Zinc supplies in warehouses monitored by the London Metal Exchange dropped 0.5 percent to 932,425 metric tons, the lowest since Sept. 19, 2012, and extending the longest slump since November 2006. Industrial metals will outperform precious metals and energy next year given the “bullish outlook for global growth,” Deutsche Bank AG said in a report today. Zinc and lead will be “relative winners,” it said.
“Zinc stocks held at exchange warehouses have been falling quite rapidly in recent weeks,” said Nic Brown, the head of commodities research at Natixis SA in London. “Its demand fundamentals are strong and improving, while the supply side looks increasingly challenging over the coming years.”
Zinc for delivery in three months rose 1.7 percent to settle at $1,950 a metric ton at 5:50 p.m. local time on the LME, after climbing to $1,957, the highest since Nov. 1.
Indonesia will proceed with an export ban of mineral ores after it received backing from parliament, Energy and Mineral Resources Minister Jero Wacik said last week.
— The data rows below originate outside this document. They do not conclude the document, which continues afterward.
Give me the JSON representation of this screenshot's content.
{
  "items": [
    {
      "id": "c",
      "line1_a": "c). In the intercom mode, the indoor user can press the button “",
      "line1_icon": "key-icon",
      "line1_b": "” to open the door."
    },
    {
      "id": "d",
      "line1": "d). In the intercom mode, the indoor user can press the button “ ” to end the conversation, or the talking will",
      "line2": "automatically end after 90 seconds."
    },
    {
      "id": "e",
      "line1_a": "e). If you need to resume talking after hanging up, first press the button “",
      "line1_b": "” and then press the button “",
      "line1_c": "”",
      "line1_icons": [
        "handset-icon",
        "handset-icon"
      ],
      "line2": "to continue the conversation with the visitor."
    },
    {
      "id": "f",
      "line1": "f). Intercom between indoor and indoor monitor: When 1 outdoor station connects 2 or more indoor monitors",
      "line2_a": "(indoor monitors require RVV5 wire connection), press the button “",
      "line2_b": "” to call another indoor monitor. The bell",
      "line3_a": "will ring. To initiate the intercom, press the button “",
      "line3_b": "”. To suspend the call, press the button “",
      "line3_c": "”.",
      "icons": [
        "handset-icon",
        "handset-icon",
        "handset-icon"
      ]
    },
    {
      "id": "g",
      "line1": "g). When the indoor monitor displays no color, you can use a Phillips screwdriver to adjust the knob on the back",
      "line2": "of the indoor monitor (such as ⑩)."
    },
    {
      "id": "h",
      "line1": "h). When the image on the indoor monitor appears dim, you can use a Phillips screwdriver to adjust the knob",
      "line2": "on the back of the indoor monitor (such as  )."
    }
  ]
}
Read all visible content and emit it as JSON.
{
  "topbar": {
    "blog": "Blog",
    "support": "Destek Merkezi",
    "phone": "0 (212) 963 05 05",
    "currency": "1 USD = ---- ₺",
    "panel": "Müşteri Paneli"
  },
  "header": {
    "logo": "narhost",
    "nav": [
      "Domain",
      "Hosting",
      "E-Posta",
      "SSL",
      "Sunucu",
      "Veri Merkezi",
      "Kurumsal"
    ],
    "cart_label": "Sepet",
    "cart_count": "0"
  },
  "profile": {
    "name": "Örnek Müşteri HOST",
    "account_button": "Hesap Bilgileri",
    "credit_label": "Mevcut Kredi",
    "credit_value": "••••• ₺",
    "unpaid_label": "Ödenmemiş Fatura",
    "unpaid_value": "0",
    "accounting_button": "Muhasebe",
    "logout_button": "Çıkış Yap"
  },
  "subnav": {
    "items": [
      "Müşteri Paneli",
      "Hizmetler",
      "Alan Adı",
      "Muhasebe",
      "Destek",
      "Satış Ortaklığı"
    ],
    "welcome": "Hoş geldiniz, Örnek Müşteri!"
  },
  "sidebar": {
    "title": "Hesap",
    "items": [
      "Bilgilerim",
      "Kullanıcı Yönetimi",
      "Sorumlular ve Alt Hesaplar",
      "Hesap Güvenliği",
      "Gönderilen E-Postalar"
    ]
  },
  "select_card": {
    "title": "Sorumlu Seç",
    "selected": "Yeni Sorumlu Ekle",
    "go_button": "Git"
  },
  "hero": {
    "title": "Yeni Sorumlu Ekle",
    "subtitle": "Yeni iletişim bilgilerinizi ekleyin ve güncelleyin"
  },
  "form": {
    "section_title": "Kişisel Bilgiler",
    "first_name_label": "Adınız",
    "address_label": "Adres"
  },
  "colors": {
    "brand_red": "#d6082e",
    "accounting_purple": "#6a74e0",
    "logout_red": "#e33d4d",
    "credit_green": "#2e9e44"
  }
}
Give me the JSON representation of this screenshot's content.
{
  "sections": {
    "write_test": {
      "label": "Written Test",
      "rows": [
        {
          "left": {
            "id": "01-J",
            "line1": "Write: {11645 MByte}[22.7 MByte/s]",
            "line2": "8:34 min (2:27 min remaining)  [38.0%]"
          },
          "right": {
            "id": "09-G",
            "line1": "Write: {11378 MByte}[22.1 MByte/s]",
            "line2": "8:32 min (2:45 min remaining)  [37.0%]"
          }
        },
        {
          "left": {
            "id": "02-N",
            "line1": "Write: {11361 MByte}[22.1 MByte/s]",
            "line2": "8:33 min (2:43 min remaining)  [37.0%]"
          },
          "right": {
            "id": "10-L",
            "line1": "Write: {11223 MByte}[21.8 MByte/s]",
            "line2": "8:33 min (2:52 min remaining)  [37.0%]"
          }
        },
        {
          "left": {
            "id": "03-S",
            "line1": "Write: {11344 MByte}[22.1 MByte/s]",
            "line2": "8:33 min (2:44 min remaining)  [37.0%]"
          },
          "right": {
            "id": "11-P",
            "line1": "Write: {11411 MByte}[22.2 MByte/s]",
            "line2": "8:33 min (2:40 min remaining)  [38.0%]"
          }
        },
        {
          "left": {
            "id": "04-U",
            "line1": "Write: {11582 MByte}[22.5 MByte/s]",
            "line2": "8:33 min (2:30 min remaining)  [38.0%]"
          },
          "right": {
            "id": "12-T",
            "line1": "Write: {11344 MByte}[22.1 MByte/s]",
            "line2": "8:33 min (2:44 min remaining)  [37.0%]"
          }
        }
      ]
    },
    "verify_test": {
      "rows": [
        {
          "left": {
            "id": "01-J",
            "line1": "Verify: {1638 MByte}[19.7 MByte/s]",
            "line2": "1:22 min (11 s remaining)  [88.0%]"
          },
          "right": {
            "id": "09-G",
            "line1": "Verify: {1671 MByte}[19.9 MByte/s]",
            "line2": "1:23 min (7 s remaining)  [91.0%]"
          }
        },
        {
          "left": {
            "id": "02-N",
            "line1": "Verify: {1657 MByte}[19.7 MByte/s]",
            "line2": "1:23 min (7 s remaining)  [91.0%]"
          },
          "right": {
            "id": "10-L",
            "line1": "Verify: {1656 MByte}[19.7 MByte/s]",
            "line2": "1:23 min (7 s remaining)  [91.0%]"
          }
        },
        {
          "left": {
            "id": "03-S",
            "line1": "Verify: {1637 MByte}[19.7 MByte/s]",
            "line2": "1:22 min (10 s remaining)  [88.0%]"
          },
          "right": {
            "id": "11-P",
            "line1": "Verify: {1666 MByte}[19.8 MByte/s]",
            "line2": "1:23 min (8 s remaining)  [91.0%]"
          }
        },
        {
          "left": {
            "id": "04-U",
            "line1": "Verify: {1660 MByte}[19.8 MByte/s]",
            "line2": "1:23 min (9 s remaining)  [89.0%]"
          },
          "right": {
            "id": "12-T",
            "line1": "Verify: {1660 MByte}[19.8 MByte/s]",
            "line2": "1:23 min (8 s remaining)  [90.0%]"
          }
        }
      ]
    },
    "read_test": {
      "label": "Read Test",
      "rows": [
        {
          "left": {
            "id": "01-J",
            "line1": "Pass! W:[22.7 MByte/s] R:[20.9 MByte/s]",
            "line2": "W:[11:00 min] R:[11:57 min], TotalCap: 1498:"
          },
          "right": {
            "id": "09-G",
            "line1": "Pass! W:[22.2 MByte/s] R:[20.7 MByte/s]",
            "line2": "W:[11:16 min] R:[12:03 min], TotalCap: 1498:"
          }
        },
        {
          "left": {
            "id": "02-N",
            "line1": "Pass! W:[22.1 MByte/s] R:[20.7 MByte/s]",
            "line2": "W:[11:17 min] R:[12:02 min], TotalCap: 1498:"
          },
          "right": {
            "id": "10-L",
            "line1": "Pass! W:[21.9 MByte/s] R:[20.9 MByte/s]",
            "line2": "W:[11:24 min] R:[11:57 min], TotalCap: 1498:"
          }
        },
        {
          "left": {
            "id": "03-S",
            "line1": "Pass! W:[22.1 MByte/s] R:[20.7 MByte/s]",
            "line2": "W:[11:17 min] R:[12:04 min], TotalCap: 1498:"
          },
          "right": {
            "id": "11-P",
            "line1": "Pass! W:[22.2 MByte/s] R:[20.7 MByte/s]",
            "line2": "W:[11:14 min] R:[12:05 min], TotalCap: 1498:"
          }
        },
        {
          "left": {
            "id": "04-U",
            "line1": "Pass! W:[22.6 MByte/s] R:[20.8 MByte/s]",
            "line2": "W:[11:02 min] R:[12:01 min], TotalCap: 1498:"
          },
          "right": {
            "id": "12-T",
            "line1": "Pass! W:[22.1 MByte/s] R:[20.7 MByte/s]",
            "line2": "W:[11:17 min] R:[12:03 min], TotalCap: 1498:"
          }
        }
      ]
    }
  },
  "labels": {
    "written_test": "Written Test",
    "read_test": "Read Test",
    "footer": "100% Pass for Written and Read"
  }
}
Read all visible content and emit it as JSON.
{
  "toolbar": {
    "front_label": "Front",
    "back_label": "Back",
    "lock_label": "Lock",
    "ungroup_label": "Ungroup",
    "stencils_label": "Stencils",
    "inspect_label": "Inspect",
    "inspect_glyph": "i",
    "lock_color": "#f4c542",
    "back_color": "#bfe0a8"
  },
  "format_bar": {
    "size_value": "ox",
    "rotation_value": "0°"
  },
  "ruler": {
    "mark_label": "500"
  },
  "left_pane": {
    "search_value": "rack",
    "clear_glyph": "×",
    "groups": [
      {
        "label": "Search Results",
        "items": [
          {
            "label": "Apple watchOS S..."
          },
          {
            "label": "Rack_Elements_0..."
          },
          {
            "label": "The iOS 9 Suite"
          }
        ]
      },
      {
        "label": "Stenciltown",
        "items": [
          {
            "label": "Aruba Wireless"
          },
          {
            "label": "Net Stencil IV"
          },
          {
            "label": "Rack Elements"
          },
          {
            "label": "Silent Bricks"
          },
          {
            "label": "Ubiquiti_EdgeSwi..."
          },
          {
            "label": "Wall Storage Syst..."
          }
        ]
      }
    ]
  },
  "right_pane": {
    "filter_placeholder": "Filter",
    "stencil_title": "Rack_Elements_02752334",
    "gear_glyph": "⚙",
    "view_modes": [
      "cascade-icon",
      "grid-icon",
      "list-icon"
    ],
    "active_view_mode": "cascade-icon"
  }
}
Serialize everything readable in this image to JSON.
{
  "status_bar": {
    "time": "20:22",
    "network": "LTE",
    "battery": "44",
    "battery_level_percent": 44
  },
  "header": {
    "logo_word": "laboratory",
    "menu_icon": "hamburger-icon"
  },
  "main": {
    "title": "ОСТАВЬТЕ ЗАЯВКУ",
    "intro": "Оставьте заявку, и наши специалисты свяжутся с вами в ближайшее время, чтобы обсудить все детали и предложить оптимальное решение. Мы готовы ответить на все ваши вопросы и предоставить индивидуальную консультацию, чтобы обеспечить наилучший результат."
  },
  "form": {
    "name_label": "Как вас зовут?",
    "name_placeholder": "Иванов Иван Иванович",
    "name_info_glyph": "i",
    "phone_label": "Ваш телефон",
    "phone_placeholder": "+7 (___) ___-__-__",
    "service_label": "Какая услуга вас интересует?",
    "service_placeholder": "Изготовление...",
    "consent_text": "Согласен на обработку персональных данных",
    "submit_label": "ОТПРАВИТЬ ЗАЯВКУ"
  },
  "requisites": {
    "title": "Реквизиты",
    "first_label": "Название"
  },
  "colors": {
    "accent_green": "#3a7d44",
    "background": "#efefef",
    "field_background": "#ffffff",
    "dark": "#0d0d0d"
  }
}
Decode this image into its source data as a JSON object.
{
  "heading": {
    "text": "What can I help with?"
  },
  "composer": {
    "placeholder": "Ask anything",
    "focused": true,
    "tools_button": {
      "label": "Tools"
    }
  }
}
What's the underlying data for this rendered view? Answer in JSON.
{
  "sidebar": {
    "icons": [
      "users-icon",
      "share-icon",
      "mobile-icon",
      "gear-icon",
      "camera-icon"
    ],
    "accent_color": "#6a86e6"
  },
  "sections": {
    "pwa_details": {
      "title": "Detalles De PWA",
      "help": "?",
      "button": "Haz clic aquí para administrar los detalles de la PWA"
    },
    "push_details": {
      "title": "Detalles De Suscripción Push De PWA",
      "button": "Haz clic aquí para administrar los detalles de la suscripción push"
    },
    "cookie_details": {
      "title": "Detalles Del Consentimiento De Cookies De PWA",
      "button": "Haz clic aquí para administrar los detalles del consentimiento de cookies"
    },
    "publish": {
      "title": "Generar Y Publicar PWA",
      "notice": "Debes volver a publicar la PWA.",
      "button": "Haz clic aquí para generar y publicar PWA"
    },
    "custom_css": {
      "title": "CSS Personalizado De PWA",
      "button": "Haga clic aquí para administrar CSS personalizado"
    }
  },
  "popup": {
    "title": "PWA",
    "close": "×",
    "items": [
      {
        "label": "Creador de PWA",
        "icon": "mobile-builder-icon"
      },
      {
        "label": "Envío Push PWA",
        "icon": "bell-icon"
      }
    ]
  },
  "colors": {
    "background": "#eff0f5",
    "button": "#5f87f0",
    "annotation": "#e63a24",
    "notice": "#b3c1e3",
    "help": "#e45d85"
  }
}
Nickel offers investors the best opportunity for gains in early 2014 on the ban, Barclays Plc said in a report yesterday.
Copper stockpiles monitored by the LME fell 0.8 percent today to 402,050 tons, the lowest since Feb. 15. Orders to remove the metal from warehouses slid 1.2 percent to 270,075 tons.
Copper for delivery in three months rose 0.3 percent to $7,159 a ton ($3.25 a pound) on the LME after jumping to $7,188, the highest since Nov. 11.
On the Comex in New York, copper futures for March delivery added 0.3 percent to $3.2665 a pound.